Amyloid Peptides
Definition Amyloids are filamentous protein deposits ranging in size from nanometres to microns and composed of aggregated peptide beta-sheets formed from parallel or anti-parallel alignments of peptide beta-strands.
Structural Characteristics
Using Solid-State NMR (SSNMR), in conjunction with computational energy minimization procedures, Tycko and coworkers have put forward a structure of the amyloid fibrils formed from the 40-residue form of the amyloid ß peptide (Aß1-40) at pH 7.4 and 24oC under quiescent conditions1, 2, 3. In this structure, each Aß1-40 molecule contributes a pair of ß-strands, spanning approximately residues 12–24 and 30–40, to the core region of the fibrils. These strands, connected by the loop 25–29, are not part of the same ß-sheet, however, but participate in the formation of two distinct ß-sheets within the same protofilament. The different Aß molecules2, 3 are stacked on to each other, in a parallel arrangement and in register, at least from residue 9 to 39. By invoking additional experimental constraints, such as the diameter of the protofilaments observed using Transmission electron microscopy (TEM), and the mass per unit length, measured by means of scanning transmission electron microscopy (STEM) 1, 2 it has been suggested that a single protofilament is composed of four ß-sheets separated by distances of ~10 Å.
Mode of Action
Alzheimer's disease (AD) is a result of filamentous deposits of amyloid, which define the disease at the molecular level, occur within perikarya, axons, dendrites, and terminals of neurons as neurofibrillary tangles (NFT), in the extracellular neuropil as amyloid plaques (APC), and around blood vessels as amyloid congophilic angiopathy (ACA).
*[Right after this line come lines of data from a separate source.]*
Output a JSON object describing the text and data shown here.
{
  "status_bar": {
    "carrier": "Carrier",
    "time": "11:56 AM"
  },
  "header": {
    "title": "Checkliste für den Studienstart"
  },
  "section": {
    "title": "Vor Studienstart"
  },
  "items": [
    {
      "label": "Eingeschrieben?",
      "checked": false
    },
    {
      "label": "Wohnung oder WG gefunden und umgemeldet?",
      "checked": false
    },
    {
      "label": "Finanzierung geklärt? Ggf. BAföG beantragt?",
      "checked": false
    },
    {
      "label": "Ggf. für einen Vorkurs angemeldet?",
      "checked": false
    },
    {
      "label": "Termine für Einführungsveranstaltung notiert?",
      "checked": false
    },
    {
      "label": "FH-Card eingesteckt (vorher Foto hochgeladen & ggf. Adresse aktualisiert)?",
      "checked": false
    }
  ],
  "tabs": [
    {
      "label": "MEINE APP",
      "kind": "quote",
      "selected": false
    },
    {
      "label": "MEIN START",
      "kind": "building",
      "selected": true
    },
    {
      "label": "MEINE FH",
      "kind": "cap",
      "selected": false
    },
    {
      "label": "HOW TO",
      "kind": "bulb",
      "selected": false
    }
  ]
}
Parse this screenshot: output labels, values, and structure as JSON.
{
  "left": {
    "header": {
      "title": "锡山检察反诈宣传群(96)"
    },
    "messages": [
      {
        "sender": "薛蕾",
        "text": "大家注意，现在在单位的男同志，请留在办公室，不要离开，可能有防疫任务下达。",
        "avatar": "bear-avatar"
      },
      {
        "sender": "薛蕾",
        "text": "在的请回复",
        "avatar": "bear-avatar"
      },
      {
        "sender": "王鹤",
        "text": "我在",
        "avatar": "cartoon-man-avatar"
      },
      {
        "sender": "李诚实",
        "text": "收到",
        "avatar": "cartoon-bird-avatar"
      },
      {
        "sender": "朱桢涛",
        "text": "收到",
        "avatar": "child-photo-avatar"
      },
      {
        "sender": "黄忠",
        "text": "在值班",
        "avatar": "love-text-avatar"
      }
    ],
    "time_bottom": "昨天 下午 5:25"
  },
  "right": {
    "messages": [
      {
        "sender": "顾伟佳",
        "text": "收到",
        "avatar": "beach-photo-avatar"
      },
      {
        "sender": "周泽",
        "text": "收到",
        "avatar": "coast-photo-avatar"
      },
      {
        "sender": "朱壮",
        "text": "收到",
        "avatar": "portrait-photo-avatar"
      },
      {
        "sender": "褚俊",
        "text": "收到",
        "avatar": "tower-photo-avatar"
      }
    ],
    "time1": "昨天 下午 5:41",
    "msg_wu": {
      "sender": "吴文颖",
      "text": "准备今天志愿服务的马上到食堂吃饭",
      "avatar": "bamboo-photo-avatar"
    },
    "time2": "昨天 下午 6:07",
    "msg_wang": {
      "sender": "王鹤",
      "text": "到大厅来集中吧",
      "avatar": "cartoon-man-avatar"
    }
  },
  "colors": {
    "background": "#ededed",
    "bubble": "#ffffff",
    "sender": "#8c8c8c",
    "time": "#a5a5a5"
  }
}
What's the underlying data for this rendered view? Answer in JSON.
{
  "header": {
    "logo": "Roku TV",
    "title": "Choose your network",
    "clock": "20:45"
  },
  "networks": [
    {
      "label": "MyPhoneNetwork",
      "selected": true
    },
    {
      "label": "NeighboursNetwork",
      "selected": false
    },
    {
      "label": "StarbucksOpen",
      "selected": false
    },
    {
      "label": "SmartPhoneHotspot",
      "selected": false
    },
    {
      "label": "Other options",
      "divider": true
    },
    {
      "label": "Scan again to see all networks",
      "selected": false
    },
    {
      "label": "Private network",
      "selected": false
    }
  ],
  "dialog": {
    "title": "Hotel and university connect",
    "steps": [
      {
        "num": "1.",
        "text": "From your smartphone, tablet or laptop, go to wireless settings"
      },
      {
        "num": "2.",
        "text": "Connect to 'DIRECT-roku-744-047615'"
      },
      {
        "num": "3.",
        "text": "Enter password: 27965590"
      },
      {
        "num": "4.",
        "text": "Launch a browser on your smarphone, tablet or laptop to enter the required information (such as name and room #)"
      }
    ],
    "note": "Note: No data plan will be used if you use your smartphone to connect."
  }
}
The amyloid deposits apparently occur in the terminal zones of neurons that develop NFT. It has been suggested that the major constituent of both APC and ACA has been shown to be a 4.5-kDa amyloid protein originally termed "beta-protein" or "amyloid A4" which we now denote as "beta A4." Amyloid beta A4 protein is proteolytically derived from a transmembrane protein termed amyloid precursor protein (APP) which is encoded by a widely expressed gene on chromosome 214.
Functions
Calcium dysregulation and membrane disruption as a ubiquitous neurotoxic mechanism of soluble amyloid oligomers: A study was conducted to investigate the possible involvement of Ca2+ signaling disruptions in amyloid-induced cytotoxicity, homogeneous preparations of disease-related amyloids (beta, prion, islet amyloid polypeptide, polyglutamine, and lysozyme) in various aggregation states were made and tested their actions on fluo-3-loaded SH-SY5Y cells. Application of oligomeric forms of all amyloids tested (0.6-6 µg /ml) rapidly (approximately 5 s) elevated intracellular Ca2+, whereas equivalent amounts of monomers and fibrils did not. Ca2+signals evoked by Abeta42 oligomers persisted after depletion of intracellular Ca2+ stores, and small signals remained in Ca2+-free medium, indicating contributions from both extracellular and intracellular Ca2+ sources. The increased membrane permeability to Ca2+ cannot be attributed to activation of endogenous Ca2+ channels, because responses were unaffected by the potent Ca2+-channel blocker cobalt. Instead, observations that Abeta42 and other oligomers caused rapid cellular leakage of anionic fluorescent dyes point to a generalized increase in membrane permeability. The resulting unregulated flux of ions and molecules may provide a common mechanism for oligomer-mediated toxicity in many amyloidogenic diseases, with dysregulation of Ca2+ ions playing a crucial role because of their strong trans-membrane concentration gradient and involvement in cell dysfunction and death 5.
Islet amyloid in type 2 diabetes, and the toxic oligomer hypothesis: Type 2 diabetes (T2DM) is characterized by insulin resistance, defective insulin secretion, loss of beta-cell mass with increased beta-cell apoptosis and islet amyloid. The islet amyloid is derived from islet amyloid polypeptide (IAPP, amylin), a protein coexpressed and cosecreted with insulin by pancreatic beta-cells. In common with other amyloidogenic proteins, IAPP has the propensity to form membrane permeant toxic oligomers. Accumulating evidence suggests that these toxic oligomers, rather than the extracellular amyloid form of these proteins, are responsible for loss of neurons in neurodegenerative diseases. It has been suggested that formation of intracellular IAPP oligomers may contribute to beta-cell loss in T2DM6.
References
1. Petkova AT, Ishii Y, Balbach JJ, Antzutkin ON, Leapman RD, Delaglio F, Tycko R (2002). A structural model for Alzheimer's ß-amyloid fibrils based on experimental constraints from solid state NMR. PN AS., 99(26):16742–16747.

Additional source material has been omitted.